Buetow et al reviewed the pathologic and radiologic findings in 28 cases of UES. [6] Pathologically, the tumor is usually a large, solitary mass predominantly solid (about 83% of the volume of a tumor) with the rest of it being cystic filled with serosanguineous fluid. On ultrasonography, the lesion appears predominantly solid (iso-hyperechoic to liver parenchyma) with few cystic areas due to cystic degeneration or hemorrhage. On CT, it appears predominantly hypodense, of water attenuation; areas of intermediate and soft tissue attenuation are noted in the periphery of the lesion due to solid component; foci of hemorrhage appear hyperdense; occasionally fluid-debris levels are also noted. Delayed CECT images are useful in revealing the solid nature and areas of the tumor as foci of contrast enhancement. On MRI, the lesion is predominantly of CSF signal intensity; areas of cystic degeneration appear hypointense on T1 weighted images and hyperintense on T2 weighted images; there can be hyperintense foci on T1W images due to hemorrhage; inhomogeneous enhancement of the thick peripheral zone can occur due to the solid portion of the tumor [4]. This discrepancy in the appearance on Ultrasonography (predominantly solid) and CT/MRI (predominantly fluid is considered to be due to the increased water content in the abundant myxoid stroma of the tumor. It is also noted in myxoid tumors occurring in other organs of the body. It is very essential to consider UES in the differential diagnosis of a lesion with discordant findings on USG and CT to avoid inappropriate aspiration of the lesion. Occasionally, the lesion can be predominantly cystic on USG and can be mistaken for a hydatid cyst. [5]

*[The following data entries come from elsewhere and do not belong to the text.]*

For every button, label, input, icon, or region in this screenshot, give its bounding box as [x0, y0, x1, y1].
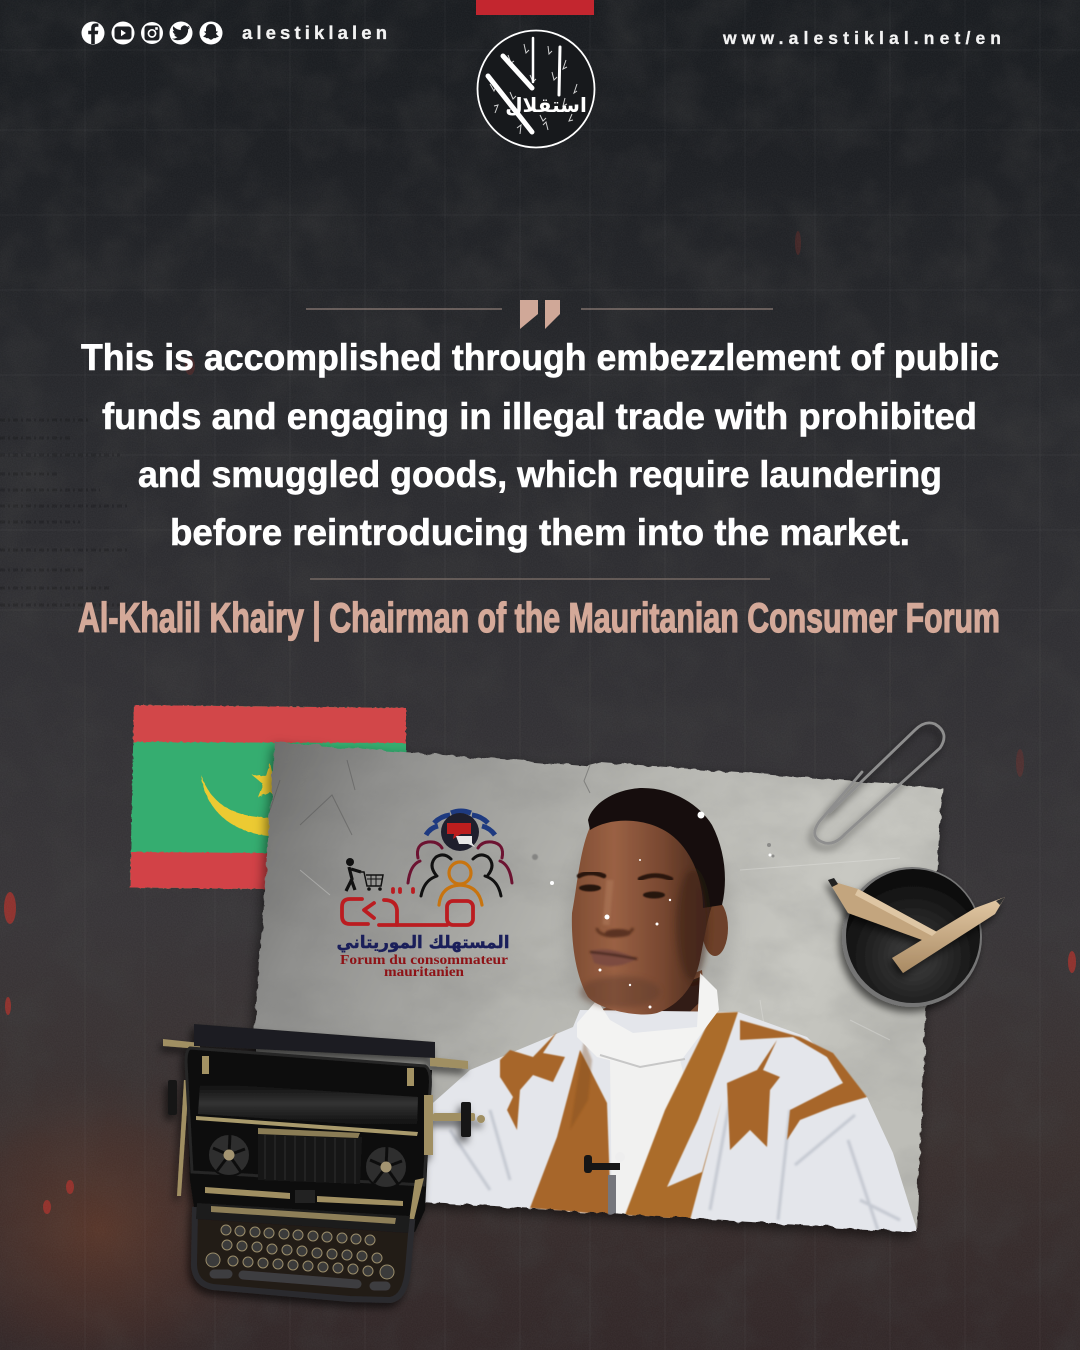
quote text: before reintroducing them into the market.: [170, 512, 910, 553]
logo: French name: Forum du consommateur: [340, 952, 508, 967]
typewriter keys: [206, 1225, 394, 1279]
typewriter space bar: [214, 1274, 386, 1286]
icon: quotation marks: [520, 300, 560, 329]
typewriter left ribbon reel: [208, 1134, 250, 1176]
top red tab: [476, 0, 594, 15]
paper photo card: [240, 735, 950, 1240]
social media icons: [82, 22, 222, 44]
icon: facebook: [82, 22, 104, 44]
logo: al-estiklal calligraphy seal: [478, 30, 594, 148]
quote text: This is accomplished through embezzlement of public: [81, 337, 999, 378]
logo: people group: [408, 842, 512, 905]
neck: [602, 970, 702, 1012]
icon: pencils: [828, 878, 1005, 973]
paper sheet: [240, 735, 950, 1240]
dust specks: [550, 812, 772, 1008]
logo: al-estiklal calligraphy seal: استقلال: [505, 93, 587, 117]
lapel microphone: [584, 1155, 620, 1173]
typewriter keyboard frame: [194, 1210, 412, 1300]
hair: [588, 788, 725, 908]
robe: [420, 1010, 920, 1240]
logo: French name: [340, 952, 508, 979]
ear: [704, 904, 728, 956]
quote text: [81, 337, 999, 553]
logo: Arabic name: المستهلك الموريتاني: [336, 933, 510, 953]
flag crescent: [201, 775, 290, 836]
face: [572, 820, 713, 1015]
typewriter chassis: [186, 1060, 432, 1232]
divider: [310, 578, 770, 580]
robe embroidery: [500, 1012, 867, 1220]
consumer forum logo: [336, 811, 512, 979]
icon: snapchat: [200, 22, 222, 44]
quote text: and smuggled goods, which require laundering: [138, 454, 942, 495]
head shadow: [566, 829, 735, 1010]
flag of Mauritania: [130, 705, 406, 890]
typewriter rods: [163, 1039, 485, 1196]
quote text: funds and engaging in illegal trade with prohibited: [102, 396, 977, 437]
typewriter right ribbon reel: [365, 1146, 407, 1188]
icon: youtube: [112, 22, 134, 44]
portrait: [420, 788, 920, 1240]
icon: paperclip: [815, 723, 944, 843]
typewriter knobs: [168, 1080, 471, 1137]
flag star: [252, 763, 290, 802]
website url: www.alestiklal.net/en: [722, 28, 1001, 48]
eyes: [579, 884, 665, 898]
logo: shopper with cart: [346, 858, 383, 891]
typewriter top bar: [194, 1024, 435, 1058]
typewriter platen: [198, 1083, 418, 1128]
icon: twitter: [170, 22, 192, 44]
eyebrows: [579, 873, 671, 879]
typewriter carriage body: [186, 1048, 430, 1185]
typewriter paper guides: [202, 1056, 414, 1086]
icon: instagram: [141, 22, 163, 44]
mouth: [590, 949, 637, 966]
nose: [597, 880, 633, 937]
typewriter type bars: [258, 1132, 362, 1184]
logo: Arabic wordmark: [342, 889, 473, 925]
social handle: alestiklalen: [242, 22, 387, 43]
typewriter front rail: [205, 1187, 403, 1206]
typewriter brass mechanism: [408, 1095, 433, 1228]
collar: [577, 973, 719, 1068]
logo: speech bubbles badge: [426, 811, 495, 851]
logo: French name: mauritanien: [384, 964, 465, 979]
typewriter: [163, 1024, 485, 1300]
quote ornament with dividers: [306, 300, 773, 329]
pencil cup: [842, 867, 982, 1007]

Interestingly, on angiography, UES can be a hypovascular or avascular mass; neoplastic vascularity in the form of macroaneurysm, arteriovenous shunting, pooling of contrast material and vascular encasement can be found in the solid portion of the tumor. Macroaneurysms are characteristic of UES.[4]
The treatment of choice is complete resection with pre- or post-operative multidrug chemotherapy. Pre-operative chemotherapy is proven to reduce the size of the tumor with necrosis and fibrosis of the solid portions and foci of dystrophic calcification. [7] However, the prognosis is poor due to the advanced nature of the disease at the time of presentation, the median survival being less than a year following surgery.